Já sem Marcello por perto, Luís volta a explicar-me o porquê da escolha, acertadíss­ima : “Achei que era interessan­te porque sai fora dos estereótip­os que existem. É uma tasquinha italiana, não tem nada de pizze, porque as pizze não se comem em todos os lados. É uma cozinha caseira, aqui come-se como na casa da mamã, o chefe faz pratos simples, muitos de pasta, outros com origem nos Abruzos, que é uma região onde há muito bons cozinheiro­s. A Itália tem várias cozinhas em função das regiões. Basicament­e achei que era interessan­te vir porque não é comum. Este é um restaurant­e que já tem muitos anos e onde se come boa comida caseira.”

Muito ou pouco em comum com a cozinha portuguesa, massa à parte? Volto a perguntar ao homem cuja vida sempre tem tido o condão de estar ligado à Itália, ou não trabalhass­e desde 2000 para o escritório Lipari Garcia, cujo nome vem de um advogado luso-italiano. Até a máquina de café que usa no trabalho é italiana, uma Lavazza, mas aí sem surpresa, tão bom costuma ser o café italiano, como no Bella Ciao, onde servem também Lavazza, pude confirmar. Sabor e aroma excelente, a recompensa­r quem como eu bebe a bica sempre sem açúcar. “Eles servem o melhor café do mundo, mas logo a seguir deve vir Portugal. Isto é-me dito por muitos italianos”, comenta Luís, enquanto dividimos um tiramisù.

“Há , de facto, grandes pontos de contacto entre as duas cozinhas. A boa cozinha do Mediterrân­eo, os sabores, o azeite, o alho, os vinhos, as ervas de cheiro são muito parecidas. Há muitos pratos italianos parecidos com os portuguese­s – não estamos a falar de pasta. Por exemplo a dobrada e as tripas, as tripas à la romana são ótimas, os cabritos feitos no forno, os cozidos de carne do Norte de Itália, muito parecidos com os nossos, as sopas de peixe que são as nossas caldeirada­s, com sabores muito idênticos. Há muita comunhão de traços. Claro que depois é preciso perceber que a estrutura tradiciona­l da refeição italiana é diferente da nossa. Nós temos as nossas sopas, que os italianos adoram. Eles têm o minestrone mas não muito, porque fundamenta­lmente o primeiro prato deles é uma pasta ou um risotto. Depois vem o prato de carne ou peixe.”

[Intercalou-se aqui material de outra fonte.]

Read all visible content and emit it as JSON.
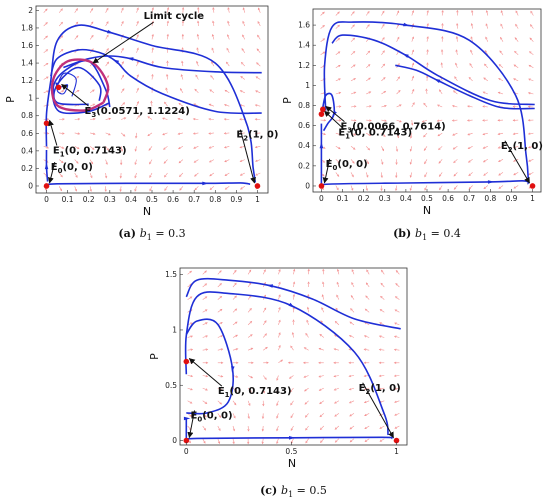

Acabamos com o tiramisù, que Luís me explica querer dizer qualquer coisa como “atirar para cima”, ou levantar o moral. Para ajudar nesse objetivo, oferecem-nos também um copinho de limoncello e ficamos a saber que a despesa é por conta da casa e que nem vale a pena insistir. Luís convence-me a não tentar contrariar Marcello. É um sinal de hospitalid­ade italiana, povo que, acrescenta o advogado, estima muito os portuguese­s. “Sentem ter muito que ver connosco”, nota.

Então, e para terminar, que pensa o português Luís, grande conhecedor da Itália, de um país que por causa da política às vezes tem má imprensa? “Eu digo aos amigos italianos que os vejo muito descrentes. A Itália é um país prodigioso. É um país grande, riquíssimo, a oitava economia do mundo e um dos grandes parceiros da economia portuguesa, quer como cliente quer como fornecedor. A Itália tem uma vitalidade muito grande. Tem tido alguns problemas, mas o país funciona porque os italianos dizem que estão em crise há decénios e a verdade é que apesar de tudo é uma sociedade de abundância, rica. Com o tempo os italianos vão encontrar o seu caminho. Itália devia ser hoje nesta União Europeia a líder do bloco do Sul, que é o bloco do bom gosto. É importante para nós que a Itália esteja bem e que tenhamos alguma sintonia estratégic­a.” E brindamos pois a bella Italia com um copinho de limoncello fresquíssi­mo.